Subordonnées conjonctives

Souviens-toi, la première fois que nous avons fait l'amour et que je me suis trouvée nue devant toi, tu n'as pu t'empêcher de rire en voyant le cordonnet qui entourait mes hanches et le petit bout de bois qui y pendait.

"Viviane, dis-moi, qu'est-ce que c'est que ce gri-gri ? Toi, l'étudiante, la sociologue, tu crois aux amulettes comme les vieilles sorcières de ton village en Afrique !"

J'ai eu l'impression que, pour la première fois, tu te rendais compte que la fille avec laquelle tu allais faire l'amour était noire et que tu retrouvais soudain grâce à cette pendeloque qui oscillait contre mon ventre la condescendance amusée avec laquelle les Européens de bonne volonté traitent les Africains.

Je ne t'ai pas répondu et tu as insisté :

"Explique-moi, qu'est-ce que c'est que ce machin ? C'est pour te protéger ? Tu crois que ça va remplacer la pilule ?"

Je t'ai embrassé sur la bouche pour te faire taire et nous avons fait l'amour.
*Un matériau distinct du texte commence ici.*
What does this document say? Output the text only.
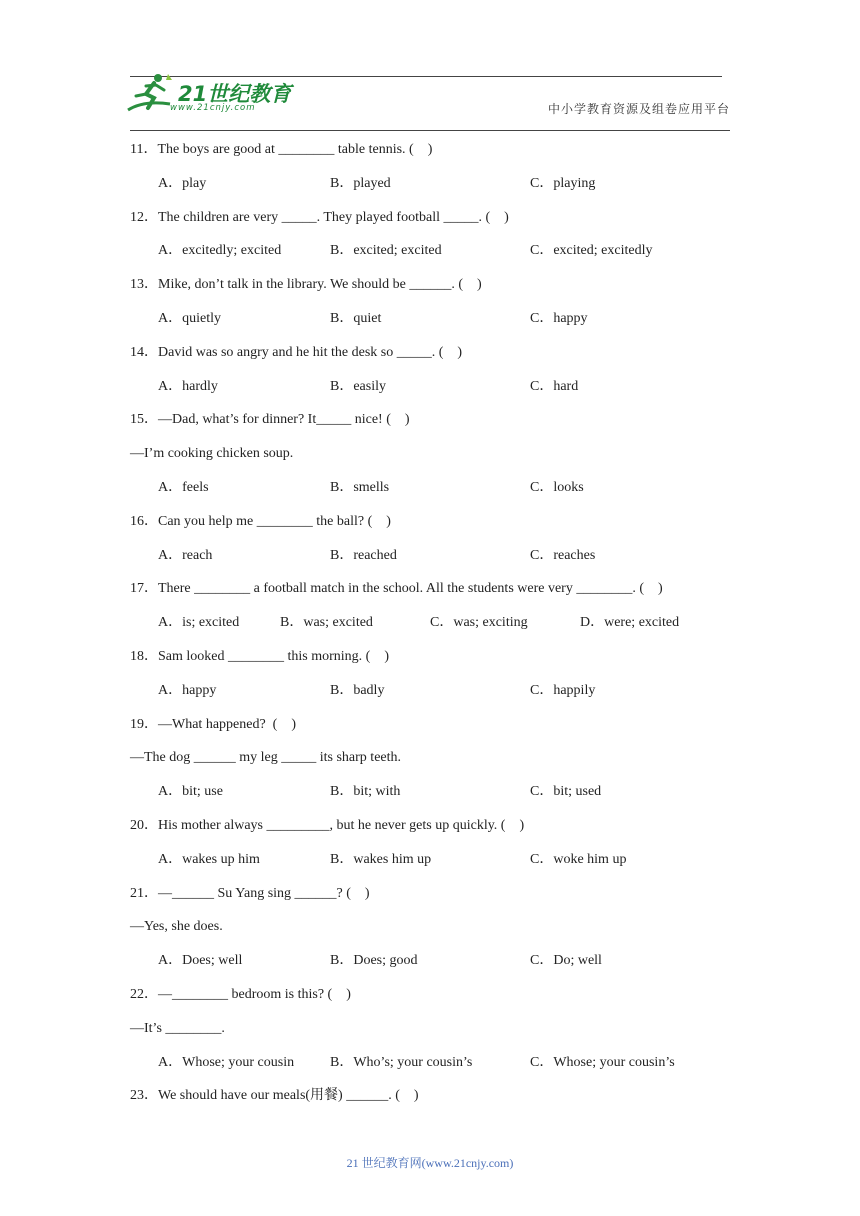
21世纪教育
www.21cnjy.com	中小学教育资源及组卷应用平台
11．The boys are good at ________ table tennis. (    )
A．play	B．played	C．playing
12．The children are very _____. They played football _____. (    )
A．excitedly; excited	B．excited; excited	C．excited; excitedly
13．Mike, don’t talk in the library. We should be ______. (    )
A．quietly	B．quiet	C．happy
14．David was so angry and he hit the desk so _____. (    )
A．hardly	B．easily	C．hard
15．—Dad, what’s for dinner? It_____ nice! (    )
—I’m cooking chicken soup.
A．feels	B．smells	C．looks
16．Can you help me ________ the ball? (    )
A．reach	B．reached	C．reaches
17．There ________ a football match in the school. All the students were very ________. (    )
A．is; excited	B．was; excited	C．was; exciting	D．were; excited
18．Sam looked ________ this morning. (    )
A．happy	B．badly	C．happily
19．—What happened?  (    )
—The dog ______ my leg _____ its sharp teeth.
A．bit; use	B．bit; with	C．bit; used
20．His mother always _________, but he never gets up quickly. (    )
A．wakes up him	B．wakes him up	C．woke him up
21．—______ Su Yang sing ______? (    )
—Yes, she does.
A．Does; well	B．Does; good	C．Do; well
22．—________ bedroom is this? (    )
—It’s ________.
A．Whose; your cousin	B．Who’s; your cousin’s	C．Whose; your cousin’s
23．We should have our meals(用餐) ______. (    )
21 世纪教育网(www.21cnjy.com)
Notre liaison a duré quelques semaines, quelques mois peut-être, nous nous sommes séparés, je ne sais plus où tu es, je n'attends pas de tes nouvelles mais c'est quand même un peu pour toi que je veux écrire l'histoire de ce que tu as appelé, en te moquant, mon gri-gri, une histoire que tu ne liras sans doute pas.

*

"Écoute, Viviane, ma fille, écoute bien mon conseil, me répétait papa, si tu veux être reçue à l'examen national, et je compte bien, ainsi que toute la famille, que tu le seras, bien sûr, il faut avoir de bonnes notes en français, en arithmétique, en géographie, en tout ce qu'on apprend à l'école, même en gymnastique et, si tu veux, même en dessin, mais pour parler de choses sérieuses, le plus important, là où tu dois être la meilleure, meilleure que toutes les autres, c'est en catéchisme. Tu es tutsi, tu n'as pas beaucoup de chances d'avoir l'examen et d'aller à l'école secondaire, mais si tu sais bien ton catéchisme, si tu le sais par cœur, il y aura peut-être un père qui dira : "Cette fille-là, laissez-la passer, elle est pour nous, on l'enverra au noviciat de Benebikira", ou même ils décideront que tu peux faire de grandes études car il leur faut de bons catholiques et même un peu de Tutsi pour que les chrétiens d'Amérique leur donnent leur argent. Regarde Anselme, le fils du voisin, il est au petit séminaire, quand il était encore là et que sa mère avait préparé une cruche de bière que je partageais avec Butoyi, j'entendais Anselme qui récitait à haute voix son catéchisme en faisant le tour de la cour et son père se réjouissait : "Tu vois Anselme, il fait tout ce qu'il faut pour plaire au père Damiano, comme ça il aura son examen national." Et c'est bien ce qui est arrivé."

Question

Dans le texte de Scholastique Mukasonga ci-dessus, relevez les propositions subordonnées conjonctives.

Solution

  • que, pour la première fois, tu te rendais compte

  • que la fille avec laquelle tu allais faire l'amour était noire

  • que tu retrouvais soudain [...] la condescendance amusée

  • que ça va remplacer la pilule

  • que tu le seras

  • que tu peux faire de grandes études

Ici toutes les subordonnées sont à l'indicatif, à des temps variés : futur proche, imparfait, futur, présent...

Question

"que sa mère avait préparé une cruche de bière" est-il une proposition subordonnée conjonctive ?

Solution

"que sa mère avait préparé une cruche de bière" n'est pas une proposition subordonnée conjonctive :

  • Elle est coordonnée à "quand il était encore là", qui est une subordonnée circonstancielle de temps ; or on ne peut coordonner que deux énoncés de même nature : "que sa mère..." est donc aussi une subordonnée circonstancielle de temps.

  • "Que" ici n'est pas sémantiquement vide ; il reprend "quand", et a la même valeur temporelle.

  • Ces deux énoncés sont effaçables et déplaçables :

    • "J'entendais Anselme" est un énoncé parfaitement complet et pourvu d'un sens : les circonstants sont facultatifs ;

    • "J'entendais Anselme quand il était encore là et que sa mère avait préparé une cruche de bière" est une phrase tout à fait correcte.

Question

"que tu ne liras sans doute pas" est-il une proposition subordonnée conjonctive ?

Solution

"que tu ne liras sans doute pas" n'est pas une proposition subordonnée conjonctive :

"que" ici n'est pas vide, mais renvoie au mot "histoire", qui est son antécédent : c'est un pronom relatif.

"que tu ne liras sans doute pas" est une proposition relative, équivalent à un adjectif : "une histoire illisible".